Теперь можно было, теперь я была для них здоровой, не нуждалась в их жалости. И тут меня осеняет, что ни в одном взгляде членов моей семьи я не вижу ненавистной мне жалости. Они избавились от неё. Но… если присмотреться к этим любимым, родным, близким по крови мне лицам, я не вижу больше ничего. Словно жалость это единственное, что у них было для меня. Жалость это единственное, что они дарили мне на каждый мой день рождения, чувство, которое они дарили мне на каждый день.
Тёплая рука накрывает мой сжатый кулачок и тепло этой руки так ненавязчиво, но неотступно проникает под кожу, и глубже и дальше, чтобы заполнить меня этой теплотой целиком. Пальцы постепенно расслабляются, и я выпускаю из них кусочек скатерти, лихорадочно оправляя смятую ткань другой рукой.
− Мира, наверное, устала? − врывается в меня знакомый голос Толи, и я поспешно киваю, находя в этом повод для своего побега, и прежде чем до меня доносится смысл собственных действий, я уже подрываюсь с места и покидаю обеденный стол.
Влад не приходит пожелать мне спокойной ночи, и я долго лежу в ожидании этого сокровенного действа, не уверенная, что смогу вообще заснуть без опоясывающих меня, его рук, как это продолжалось почти полгода.

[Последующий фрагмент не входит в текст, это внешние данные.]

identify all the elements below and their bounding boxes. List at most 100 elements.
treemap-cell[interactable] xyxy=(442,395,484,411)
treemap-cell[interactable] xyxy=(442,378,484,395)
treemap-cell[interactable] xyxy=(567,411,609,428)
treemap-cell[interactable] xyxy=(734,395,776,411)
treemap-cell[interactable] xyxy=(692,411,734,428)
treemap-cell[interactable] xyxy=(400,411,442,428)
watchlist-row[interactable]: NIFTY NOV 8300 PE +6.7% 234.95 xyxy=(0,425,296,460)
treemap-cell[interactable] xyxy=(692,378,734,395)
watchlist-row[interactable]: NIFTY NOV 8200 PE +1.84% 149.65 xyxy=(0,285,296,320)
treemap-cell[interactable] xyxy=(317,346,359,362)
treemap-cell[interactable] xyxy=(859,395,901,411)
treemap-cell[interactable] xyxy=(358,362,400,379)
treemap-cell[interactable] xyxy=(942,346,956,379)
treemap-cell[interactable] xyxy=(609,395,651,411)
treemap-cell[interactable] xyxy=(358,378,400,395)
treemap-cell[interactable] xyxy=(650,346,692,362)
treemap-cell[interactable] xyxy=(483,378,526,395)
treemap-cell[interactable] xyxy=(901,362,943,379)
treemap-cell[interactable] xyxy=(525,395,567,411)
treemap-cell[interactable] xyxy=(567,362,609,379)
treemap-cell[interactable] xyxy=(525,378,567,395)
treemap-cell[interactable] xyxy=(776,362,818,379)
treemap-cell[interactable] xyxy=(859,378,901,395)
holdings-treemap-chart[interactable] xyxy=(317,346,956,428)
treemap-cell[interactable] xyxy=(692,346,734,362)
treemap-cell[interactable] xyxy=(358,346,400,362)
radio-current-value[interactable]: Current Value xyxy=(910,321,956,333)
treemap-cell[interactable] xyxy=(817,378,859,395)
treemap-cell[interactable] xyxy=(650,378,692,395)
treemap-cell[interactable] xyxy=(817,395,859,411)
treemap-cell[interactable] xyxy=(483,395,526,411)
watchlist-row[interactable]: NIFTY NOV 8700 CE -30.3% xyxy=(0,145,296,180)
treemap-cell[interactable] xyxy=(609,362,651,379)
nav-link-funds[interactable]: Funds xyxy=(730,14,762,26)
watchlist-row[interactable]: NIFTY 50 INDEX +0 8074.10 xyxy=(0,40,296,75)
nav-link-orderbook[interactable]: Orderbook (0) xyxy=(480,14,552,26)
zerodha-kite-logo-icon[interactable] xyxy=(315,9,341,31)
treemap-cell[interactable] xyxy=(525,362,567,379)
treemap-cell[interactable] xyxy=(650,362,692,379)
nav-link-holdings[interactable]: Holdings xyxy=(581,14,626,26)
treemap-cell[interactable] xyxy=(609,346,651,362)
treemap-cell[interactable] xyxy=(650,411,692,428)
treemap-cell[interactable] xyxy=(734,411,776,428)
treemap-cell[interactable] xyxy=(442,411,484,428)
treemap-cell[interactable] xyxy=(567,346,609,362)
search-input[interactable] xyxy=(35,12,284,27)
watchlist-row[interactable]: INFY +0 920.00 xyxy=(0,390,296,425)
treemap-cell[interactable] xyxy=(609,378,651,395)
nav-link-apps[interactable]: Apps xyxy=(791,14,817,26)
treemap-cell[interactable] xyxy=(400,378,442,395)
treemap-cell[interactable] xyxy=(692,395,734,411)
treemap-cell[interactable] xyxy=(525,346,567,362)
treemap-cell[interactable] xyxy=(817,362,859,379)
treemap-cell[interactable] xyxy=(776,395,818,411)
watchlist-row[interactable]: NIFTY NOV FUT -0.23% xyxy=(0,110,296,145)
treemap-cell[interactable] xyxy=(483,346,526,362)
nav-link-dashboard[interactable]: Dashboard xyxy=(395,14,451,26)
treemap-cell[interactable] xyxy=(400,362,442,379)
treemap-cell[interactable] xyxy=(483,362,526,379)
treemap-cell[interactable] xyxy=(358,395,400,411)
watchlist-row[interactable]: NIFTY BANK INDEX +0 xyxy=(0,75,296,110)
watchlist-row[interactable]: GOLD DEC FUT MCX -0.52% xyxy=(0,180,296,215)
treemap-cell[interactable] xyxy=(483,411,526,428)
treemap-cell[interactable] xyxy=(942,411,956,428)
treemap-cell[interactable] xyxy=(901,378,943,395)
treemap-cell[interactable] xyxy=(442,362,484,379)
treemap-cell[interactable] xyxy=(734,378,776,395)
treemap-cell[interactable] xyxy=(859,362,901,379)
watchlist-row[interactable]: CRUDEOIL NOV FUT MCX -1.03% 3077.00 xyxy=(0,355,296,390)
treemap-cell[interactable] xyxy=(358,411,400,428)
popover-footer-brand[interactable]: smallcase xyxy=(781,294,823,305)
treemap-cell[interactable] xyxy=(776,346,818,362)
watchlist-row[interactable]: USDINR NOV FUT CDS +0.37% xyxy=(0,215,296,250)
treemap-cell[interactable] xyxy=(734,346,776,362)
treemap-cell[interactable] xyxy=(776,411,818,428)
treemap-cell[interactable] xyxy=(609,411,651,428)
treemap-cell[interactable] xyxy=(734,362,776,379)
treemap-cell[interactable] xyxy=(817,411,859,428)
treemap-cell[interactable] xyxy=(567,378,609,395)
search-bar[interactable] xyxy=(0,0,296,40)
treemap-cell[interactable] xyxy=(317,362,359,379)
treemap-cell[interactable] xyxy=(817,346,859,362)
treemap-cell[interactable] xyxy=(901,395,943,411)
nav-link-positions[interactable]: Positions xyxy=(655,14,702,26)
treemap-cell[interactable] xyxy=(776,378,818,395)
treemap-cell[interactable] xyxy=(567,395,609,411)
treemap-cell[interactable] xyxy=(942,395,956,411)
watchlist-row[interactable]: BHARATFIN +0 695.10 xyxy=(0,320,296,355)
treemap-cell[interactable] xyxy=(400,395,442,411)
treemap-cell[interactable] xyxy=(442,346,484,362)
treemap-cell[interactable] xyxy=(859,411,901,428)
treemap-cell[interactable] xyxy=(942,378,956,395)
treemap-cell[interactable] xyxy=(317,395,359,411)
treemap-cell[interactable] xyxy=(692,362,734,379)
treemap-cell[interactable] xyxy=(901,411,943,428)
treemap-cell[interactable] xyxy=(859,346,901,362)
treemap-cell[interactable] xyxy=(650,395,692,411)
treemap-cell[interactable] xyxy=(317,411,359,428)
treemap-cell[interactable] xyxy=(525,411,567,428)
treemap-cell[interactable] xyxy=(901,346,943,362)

После нескольких часов, а может быть лишь пары минут надежды на ночное свидание с братом, я начинаю беспокойно ворочаться в неудобной постели, смотрю в окно, шторы которого я отдёрнула в стороны, чтобы беспрепятственно наблюдать за повелительницей ночи − луной. Желанного стука, желанных шагов не услышав, я проваливаюсь в сон, и в этом мятежном забытьи я комкаю простынь под взмокшими ладонями, выкидываю неверное одеяло на пол и только потом затихаю полностью до самого утра.